Sentadinho, assistindo TV
As fraquezas do estudo são várias e a principal delas o próprio autor reconhece: o diagnóstico das doenças era auto-relatado. Ou seja, perguntava-se aos sujeitos da pesquisa se nos últimos anos eles tinham ido a um oftalmologista e se este lhes tinha dito que estavam com catarata ou degeneração macular. Ora, os estágios iniciais de ambas são assintomáticos ou sub-sintomáticos. E, portanto, nem sempre relatados. Além disso, para fazer seu diagnóstico preciso só dilatando as pupilas (particularmente no caso da degeneração macular), o que nem sempre é feito em pacientes com mais de 40 anos de idade (justamente a população-alvo da pesquisa). Tanto aqui no Brasil quanto nos EUA, o próprio paciente acha ruim que se lhe dilate as pupilas, pois sabe que depois dos 40 não é necessário para sua refração (exame de grau de óculos).

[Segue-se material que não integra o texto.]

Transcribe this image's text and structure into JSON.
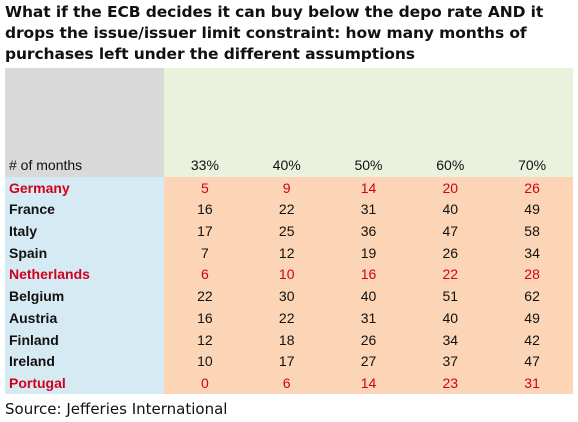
{
  "title": "What if the ECB decides it can buy below the depo rate AND it drops the issue/issuer limit constraint:  how many months of purchases left under the different assumptions",
  "table": {
    "corner_label": "# of months",
    "columns": [
      "33%",
      "40%",
      "50%",
      "60%",
      "70%"
    ],
    "rows": [
      {
        "country": "Germany",
        "highlight": true,
        "values": [
          "5",
          "9",
          "14",
          "20",
          "26"
        ]
      },
      {
        "country": "France",
        "highlight": false,
        "values": [
          "16",
          "22",
          "31",
          "40",
          "49"
        ]
      },
      {
        "country": "Italy",
        "highlight": false,
        "values": [
          "17",
          "25",
          "36",
          "47",
          "58"
        ]
      },
      {
        "country": "Spain",
        "highlight": false,
        "values": [
          "7",
          "12",
          "19",
          "26",
          "34"
        ]
      },
      {
        "country": "Netherlands",
        "highlight": true,
        "values": [
          "6",
          "10",
          "16",
          "22",
          "28"
        ]
      },
      {
        "country": "Belgium",
        "highlight": false,
        "values": [
          "22",
          "30",
          "40",
          "51",
          "62"
        ]
      },
      {
        "country": "Austria",
        "highlight": false,
        "values": [
          "16",
          "22",
          "31",
          "40",
          "49"
        ]
      },
      {
        "country": "Finland",
        "highlight": false,
        "values": [
          "12",
          "18",
          "26",
          "34",
          "42"
        ]
      },
      {
        "country": "Ireland",
        "highlight": false,
        "values": [
          "10",
          "17",
          "27",
          "37",
          "47"
        ]
      },
      {
        "country": "Portugal",
        "highlight": true,
        "values": [
          "0",
          "6",
          "14",
          "23",
          "31"
        ]
      }
    ],
    "colors": {
      "corner_fill": "#d9d9d9",
      "header_fill": "#eaf1dd",
      "label_fill": "#d6eaf3",
      "value_fill": "#fbd5b5",
      "highlight_text": "#d0021b"
    }
  },
  "source": "Source: Jefferies International"
}
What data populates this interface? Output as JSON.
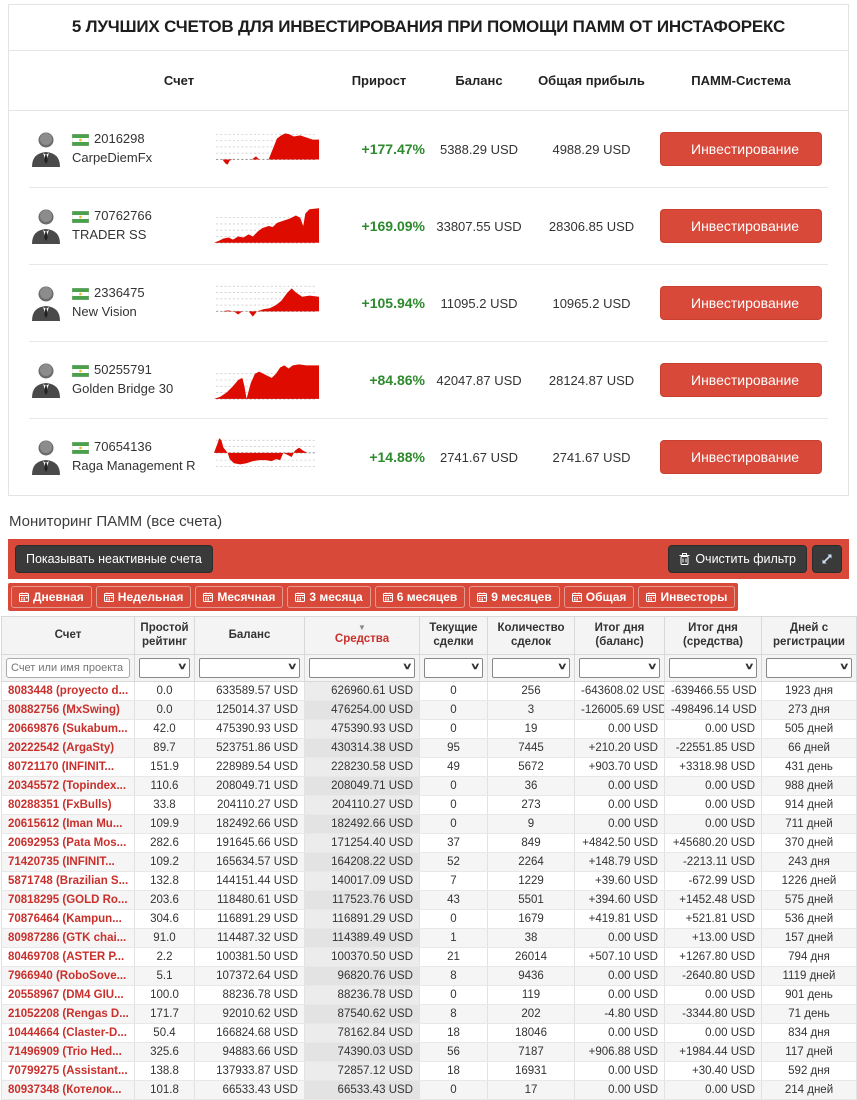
{
  "colors": {
    "red_accent": "#d8493a",
    "dark_button": "#3a3a3a",
    "green_positive": "#2d8a2d",
    "account_link_red": "#c9302c",
    "spark_red": "#dd0b00"
  },
  "icons": {
    "avatar": "businessman-avatar",
    "flag": "country-flag-icon",
    "tab": "calendar-icon",
    "clear": "trash-icon",
    "expand": "expand-icon",
    "dropdown": "chevron-down-icon",
    "sort": "sort-desc-icon"
  },
  "top_section": {
    "title": "5 ЛУЧШИХ СЧЕТОВ ДЛЯ ИНВЕСТИРОВАНИЯ ПРИ ПОМОЩИ ПАММ ОТ ИНСТАФОРЕКС",
    "columns": [
      "Счет",
      "Прирост",
      "Баланс",
      "Общая прибыль",
      "ПАММ-Система"
    ],
    "invest_label": "Инвестирование",
    "accounts": [
      {
        "number": "2016298",
        "name": "CarpeDiemFx",
        "growth": "+177.47%",
        "balance": "5388.29 USD",
        "profit": "4988.29 USD"
      },
      {
        "number": "70762766",
        "name": "TRADER SS",
        "growth": "+169.09%",
        "balance": "33807.55 USD",
        "profit": "28306.85 USD"
      },
      {
        "number": "2336475",
        "name": "New Vision",
        "growth": "+105.94%",
        "balance": "11095.2 USD",
        "profit": "10965.2 USD"
      },
      {
        "number": "50255791",
        "name": "Golden Bridge 30",
        "growth": "+84.86%",
        "balance": "42047.87 USD",
        "profit": "28124.87 USD"
      },
      {
        "number": "70654136",
        "name": "Raga Management R",
        "growth": "+14.88%",
        "balance": "2741.67 USD",
        "profit": "2741.67 USD"
      }
    ]
  },
  "chart_data": {
    "type": "area",
    "note": "red sparkline equity curves, unlabeled axes, dashed gridlines; points are normalized [x,y] in a 100x44 viewbox, y down; baseline = dashed zero line",
    "series": [
      {
        "name": "CarpeDiemFx",
        "baseline": 32,
        "points": [
          [
            0,
            32
          ],
          [
            8,
            32
          ],
          [
            11,
            36
          ],
          [
            13,
            37
          ],
          [
            15,
            33
          ],
          [
            18,
            32
          ],
          [
            30,
            32
          ],
          [
            36,
            32
          ],
          [
            40,
            29
          ],
          [
            43,
            32
          ],
          [
            52,
            32
          ],
          [
            56,
            22
          ],
          [
            60,
            12
          ],
          [
            64,
            9
          ],
          [
            68,
            7
          ],
          [
            72,
            8
          ],
          [
            76,
            10
          ],
          [
            82,
            9
          ],
          [
            88,
            11
          ],
          [
            94,
            13
          ],
          [
            100,
            13
          ]
        ]
      },
      {
        "name": "TRADER SS",
        "baseline": 38,
        "points": [
          [
            0,
            38
          ],
          [
            5,
            36
          ],
          [
            9,
            34
          ],
          [
            14,
            33
          ],
          [
            18,
            35
          ],
          [
            23,
            32
          ],
          [
            28,
            33
          ],
          [
            33,
            30
          ],
          [
            37,
            32
          ],
          [
            42,
            27
          ],
          [
            46,
            24
          ],
          [
            52,
            22
          ],
          [
            56,
            23
          ],
          [
            60,
            19
          ],
          [
            66,
            17
          ],
          [
            72,
            15
          ],
          [
            78,
            12
          ],
          [
            82,
            14
          ],
          [
            85,
            22
          ],
          [
            87,
            10
          ],
          [
            91,
            6
          ],
          [
            100,
            5
          ]
        ]
      },
      {
        "name": "New Vision",
        "baseline": 30,
        "points": [
          [
            0,
            30
          ],
          [
            8,
            30
          ],
          [
            13,
            29
          ],
          [
            19,
            30
          ],
          [
            23,
            33
          ],
          [
            27,
            30
          ],
          [
            33,
            30
          ],
          [
            37,
            35
          ],
          [
            41,
            30
          ],
          [
            47,
            28
          ],
          [
            53,
            27
          ],
          [
            59,
            24
          ],
          [
            64,
            20
          ],
          [
            70,
            12
          ],
          [
            74,
            8
          ],
          [
            78,
            12
          ],
          [
            84,
            16
          ],
          [
            91,
            15
          ],
          [
            100,
            16
          ]
        ]
      },
      {
        "name": "Golden Bridge 30",
        "baseline": 40,
        "points": [
          [
            0,
            40
          ],
          [
            6,
            38
          ],
          [
            12,
            34
          ],
          [
            18,
            28
          ],
          [
            23,
            22
          ],
          [
            27,
            20
          ],
          [
            29,
            28
          ],
          [
            31,
            40
          ],
          [
            35,
            25
          ],
          [
            39,
            16
          ],
          [
            43,
            14
          ],
          [
            47,
            16
          ],
          [
            51,
            18
          ],
          [
            55,
            20
          ],
          [
            59,
            16
          ],
          [
            63,
            10
          ],
          [
            67,
            8
          ],
          [
            71,
            11
          ],
          [
            75,
            8
          ],
          [
            81,
            7
          ],
          [
            88,
            8
          ],
          [
            100,
            8
          ]
        ]
      },
      {
        "name": "Raga Management R",
        "baseline": 18,
        "points": [
          [
            0,
            18
          ],
          [
            3,
            10
          ],
          [
            5,
            4
          ],
          [
            7,
            6
          ],
          [
            9,
            13
          ],
          [
            13,
            18
          ],
          [
            15,
            24
          ],
          [
            19,
            28
          ],
          [
            25,
            29
          ],
          [
            31,
            28
          ],
          [
            37,
            26
          ],
          [
            43,
            25
          ],
          [
            49,
            25
          ],
          [
            55,
            26
          ],
          [
            59,
            24
          ],
          [
            63,
            25
          ],
          [
            66,
            18
          ],
          [
            70,
            20
          ],
          [
            74,
            22
          ],
          [
            77,
            16
          ],
          [
            81,
            13
          ],
          [
            85,
            16
          ],
          [
            89,
            18
          ],
          [
            100,
            18
          ]
        ]
      }
    ]
  },
  "monitoring": {
    "title": "Мониторинг ПАММ (все счета)",
    "toolbar": {
      "show_inactive": "Показывать неактивные счета",
      "clear_filter": "Очистить фильтр"
    },
    "tabs": [
      "Дневная",
      "Недельная",
      "Месячная",
      "3 месяца",
      "6 месяцев",
      "9 месяцев",
      "Общая",
      "Инвесторы"
    ],
    "table": {
      "columns": [
        "Счет",
        "Простой рейтинг",
        "Баланс",
        "Средства",
        "Текущие сделки",
        "Количество сделок",
        "Итог дня (баланс)",
        "Итог дня (средства)",
        "Дней с регистрации"
      ],
      "sorted_column": "Средства",
      "filter_placeholder": "Счет или имя проекта",
      "rows": [
        [
          "8083448 (proyecto d...",
          "0.0",
          "633589.57 USD",
          "626960.61 USD",
          "0",
          "256",
          "-643608.02 USD",
          "-639466.55 USD",
          "1923 дня"
        ],
        [
          "80882756 (MxSwing)",
          "0.0",
          "125014.37 USD",
          "476254.00 USD",
          "0",
          "3",
          "-126005.69 USD",
          "-498496.14 USD",
          "273 дня"
        ],
        [
          "20669876 (Sukabum...",
          "42.0",
          "475390.93 USD",
          "475390.93 USD",
          "0",
          "19",
          "0.00 USD",
          "0.00 USD",
          "505 дней"
        ],
        [
          "20222542 (ArgaSty)",
          "89.7",
          "523751.86 USD",
          "430314.38 USD",
          "95",
          "7445",
          "+210.20 USD",
          "-22551.85 USD",
          "66 дней"
        ],
        [
          "80721170 (INFINIT...",
          "151.9",
          "228989.54 USD",
          "228230.58 USD",
          "49",
          "5672",
          "+903.70 USD",
          "+3318.98 USD",
          "431 день"
        ],
        [
          "20345572 (Topindex...",
          "110.6",
          "208049.71 USD",
          "208049.71 USD",
          "0",
          "36",
          "0.00 USD",
          "0.00 USD",
          "988 дней"
        ],
        [
          "80288351 (FxBulls)",
          "33.8",
          "204110.27 USD",
          "204110.27 USD",
          "0",
          "273",
          "0.00 USD",
          "0.00 USD",
          "914 дней"
        ],
        [
          "20615612 (Iman Mu...",
          "109.9",
          "182492.66 USD",
          "182492.66 USD",
          "0",
          "9",
          "0.00 USD",
          "0.00 USD",
          "711 дней"
        ],
        [
          "20692953 (Pata Mos...",
          "282.6",
          "191645.66 USD",
          "171254.40 USD",
          "37",
          "849",
          "+4842.50 USD",
          "+45680.20 USD",
          "370 дней"
        ],
        [
          "71420735 (INFINIT...",
          "109.2",
          "165634.57 USD",
          "164208.22 USD",
          "52",
          "2264",
          "+148.79 USD",
          "-2213.11 USD",
          "243 дня"
        ],
        [
          "5871748 (Brazilian S...",
          "132.8",
          "144151.44 USD",
          "140017.09 USD",
          "7",
          "1229",
          "+39.60 USD",
          "-672.99 USD",
          "1226 дней"
        ],
        [
          "70818295 (GOLD Ro...",
          "203.6",
          "118480.61 USD",
          "117523.76 USD",
          "43",
          "5501",
          "+394.60 USD",
          "+1452.48 USD",
          "575 дней"
        ],
        [
          "70876464 (Kampun...",
          "304.6",
          "116891.29 USD",
          "116891.29 USD",
          "0",
          "1679",
          "+419.81 USD",
          "+521.81 USD",
          "536 дней"
        ],
        [
          "80987286 (GTK chai...",
          "91.0",
          "114487.32 USD",
          "114389.49 USD",
          "1",
          "38",
          "0.00 USD",
          "+13.00 USD",
          "157 дней"
        ],
        [
          "80469708 (ASTER P...",
          "2.2",
          "100381.50 USD",
          "100370.50 USD",
          "21",
          "26014",
          "+507.10 USD",
          "+1267.80 USD",
          "794 дня"
        ],
        [
          "7966940 (RoboSove...",
          "5.1",
          "107372.64 USD",
          "96820.76 USD",
          "8",
          "9436",
          "0.00 USD",
          "-2640.80 USD",
          "1119 дней"
        ],
        [
          "20558967 (DM4 GIU...",
          "100.0",
          "88236.78 USD",
          "88236.78 USD",
          "0",
          "119",
          "0.00 USD",
          "0.00 USD",
          "901 день"
        ],
        [
          "21052208 (Rengas D...",
          "171.7",
          "92010.62 USD",
          "87540.62 USD",
          "8",
          "202",
          "-4.80 USD",
          "-3344.80 USD",
          "71 день"
        ],
        [
          "10444664 (Claster-D...",
          "50.4",
          "166824.68 USD",
          "78162.84 USD",
          "18",
          "18046",
          "0.00 USD",
          "0.00 USD",
          "834 дня"
        ],
        [
          "71496909 (Trio Hed...",
          "325.6",
          "94883.66 USD",
          "74390.03 USD",
          "56",
          "7187",
          "+906.88 USD",
          "+1984.44 USD",
          "117 дней"
        ],
        [
          "70799275 (Assistant...",
          "138.8",
          "137933.87 USD",
          "72857.12 USD",
          "18",
          "16931",
          "0.00 USD",
          "+30.40 USD",
          "592 дня"
        ],
        [
          "80937348 (Котелок...",
          "101.8",
          "66533.43 USD",
          "66533.43 USD",
          "0",
          "17",
          "0.00 USD",
          "0.00 USD",
          "214 дней"
        ]
      ]
    }
  }
}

É verdade que Calderari teve o cuidado de entrevistar dois nomes de grande reconhecimento no meio oftalmológico (Marinho Scarpi e Rubens Belfort Jr., ambos da Escola Paulista de Medicina – Unifesp), mas lhes deu espaço mínimo (ou a Folha é que deu o espaço pequeno, isso não tenho como saber) para tentar explicar outras fraquezas, como, por exemplo, os fatores de confusão com o objeto principal do estudo. Por exemplo, quem pratica muito exercício costuma ter uma dieta saudável, menos hipertensão e menos diabetes, fuma e bebe menos. Em outras palavras: será que eu não posso ficar sentadinho em minha cadeira e apenas não fumar, beber pouco e comer mais peixe, verduras e frutas? E, caso nem assim meu colesterol e pressão arterial baixem, eu tome anti-hipertensivos e uma estatina qualquer, sempre sentadinho em minha cadeira só assistindo TV? Provavelmente, sim. Ou, quem sabe, não. Quem sabe? Certamente, o estudo não, pois não teve força para isso.
Se inferno houver, é para onde irão
Estou bancando o chato? Que mal há em aconselhar o óbvio? Que mal pode haver em se aconselhar a fazer exercícios? Neste caso há, sim. Pois a conclusão do estudo vale para exercícios vigorosos (correr 10 km/dia não é pouca porcaria, não). Vai a turma de sedentários que leu a matéria se meter a fazer isso para ver a quantidade de internações em pronto-socorros cardiológicos pouco tempo depois…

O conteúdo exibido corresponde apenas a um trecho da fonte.